Ацумори Сойши был уверен, что его сводному брату не хватает прямолинейности, он был склонен думать, что тот слишком медлителен, когда надо действовать, слишком долго принимает решения, которые он, Ацумори, никак не мог бы назвать взвешенными. Хитомаро, на его взгляд, был слишком молод и в то же время не по возрасту упрям. Недостатки Хитомаро Тошитари явно склоняли чашу весов достоинств Ацумори Сойши в его, Ацумори Сойши, пользу.
Однако теперь на другой чашке весов оказалась маленькая Цумико, и он потерял уверенность в том, что сделал правильный выбор, оглушив Цумико. Он подумал, что должен был ее убить, и досадовал на то, что теперь это делать уже поздно. Если бы он сумел расправиться с ней раньше, чем на пороге появился Фукуто Кодзё, тогда бы и хаси не понадобились. А теперь ее несут несут в носилках вместе с другим добром, награбленным во время нападения на дворец. И об этом уже знало все его войско. Они считают ее дочерью бунтаря, который предпочел религии отцов новомодную ересь – буддизм.
Ацумори пришлось оставить в живых няню Цумико, кто-то же должен был присматривать за ней. Ему оставалось лишь надеяться на то, что она долго не проживет, хотя знал, что Чизуко моложе его. Когда-то его мать пыталась сосватать ее ему в жены. Это была первая из его несостоявшихся помолвок. Тогда он думал, что сумеет подыскать себе более выгодную партию, чем дочь писаря его отца. К тому же тогда она была еще слишком молода, ей едва исполнилось четырнадцать. Мысли Ацумори снова и снова возвращались на места оставленных им пепелищ.

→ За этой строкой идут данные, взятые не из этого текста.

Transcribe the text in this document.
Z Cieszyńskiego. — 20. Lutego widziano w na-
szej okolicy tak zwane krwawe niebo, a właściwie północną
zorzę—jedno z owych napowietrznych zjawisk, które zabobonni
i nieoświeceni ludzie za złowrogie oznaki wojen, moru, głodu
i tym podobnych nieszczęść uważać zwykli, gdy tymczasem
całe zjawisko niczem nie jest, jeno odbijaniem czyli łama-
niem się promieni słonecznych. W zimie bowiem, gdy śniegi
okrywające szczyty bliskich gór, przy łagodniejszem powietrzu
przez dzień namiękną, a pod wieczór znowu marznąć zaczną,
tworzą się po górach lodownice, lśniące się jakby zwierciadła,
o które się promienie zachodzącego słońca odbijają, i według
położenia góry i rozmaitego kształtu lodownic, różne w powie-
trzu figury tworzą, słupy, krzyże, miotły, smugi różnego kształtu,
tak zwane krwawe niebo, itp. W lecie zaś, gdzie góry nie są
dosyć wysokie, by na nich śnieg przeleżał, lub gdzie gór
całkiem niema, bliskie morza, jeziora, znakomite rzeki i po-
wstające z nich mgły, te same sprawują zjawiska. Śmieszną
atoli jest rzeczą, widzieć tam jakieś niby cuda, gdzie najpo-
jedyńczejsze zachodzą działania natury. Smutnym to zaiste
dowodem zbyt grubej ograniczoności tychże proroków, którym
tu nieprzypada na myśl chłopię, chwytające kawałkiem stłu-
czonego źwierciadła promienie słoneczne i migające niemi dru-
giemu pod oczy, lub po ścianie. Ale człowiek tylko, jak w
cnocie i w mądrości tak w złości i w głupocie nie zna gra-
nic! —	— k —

Хитомаро Тошитари и его жена Кейко сделали харакири. Сделали то, что семье самурая полагается делать в таких случаях сообразно кодексу чести. Всеми признано, что это единственный способ сохранить достоинство, когда натиску противника больше нечего противопоставить.
Ацумори Сойши с досадой думал о том, что Хитомаро Тошитари должен был убить своего ребенка и только потом, убедившись, что его жена мертва, он должен был уйти сам, уступив место своему сводному брату, оказавшемуся сильнейшим в схватке, пусть и вероломной. Но таковы законы междоусобных войн. Их еще никто не отменял.
Все происходящее вдруг стало напоминать Ацумори Сойши отложенную партию в шашки го с Хитомаро Тошитари. Явное преимущество в ней на его, Ацумори Сойши, стороне, однако, доигрывать ее ему придется всю оставшуюся жизнь в одиночку. Хуже всего то, что он не мог поручиться, что она не будет стремительно короткой, ведь его противником был и остается Хитомаро Тошитари. Оставив ребенка в живых, Хитомаро как будто предупредил брата, что не считает его победу победой. Как будто он сделал новый ход в их бесконечной партии.
Живая Цумико говорила Ацумори о том, то его счеты с Хитомаро еще не сведены. Ацумори Сойши боялся себе признаться, что он боится маленькой Цумико, боится настолько, что ему даже страшно ее убить, как будто в ней спрятана и его смерть. Он решил, что теперь они с Цумико будут неразлучны настолько, насколько это возможно в военное время и насколько ее присутствие не будет мешать его планам захвата власти.

Ёшио Тошитари не знал, что произошло. Он слышал, как плачет ребенок, и думал, что девочка поняла, что у нее больше нет родителей. Когда он заметил кровь у нее на лице, он подумал, что она перепачкалась в их крови.
Так же подумала и ее няня, тетя Чизуко, которая пришла утром причесать и одеть девочку. Но когда она попыталась, как раньше напеть ей ее любимую песенку и хотела услышать ее дивный голос, похожий на трель угуису, то с удивлением заметила, что Цумико никак не хочет подпевать ей. Всю дорогу от Тояма до озера Наши девочка была грустна, и няня Чизуко решила, что она тяжело переживает смерть родителей. Она пыталась сказать ей что-нибудь ласковое, отвлечь ее от грустных мыслей, которых не должно было быть у малышки. Она старалась утешить Цумико, объяснить, что за ее родителей она помолилась всем богам Тояма, они выполнили свой долг чести, за них надо радоваться, а печалиться вовсе не о чем, потому что дядя приехал очень вовремя, спас маленькую Цумико от бандитов, напавших на их дом, и теперь все, непременно, будет очень хорошо. Чизуко говорила Цумико, что скоро они приедут в прекрасный дворец, в котором сад, наверняка, гораздо больше, чем был у нее прежде.
Девочка ничего не отвечала ей. Чизуко казалось, что она не слушает ее.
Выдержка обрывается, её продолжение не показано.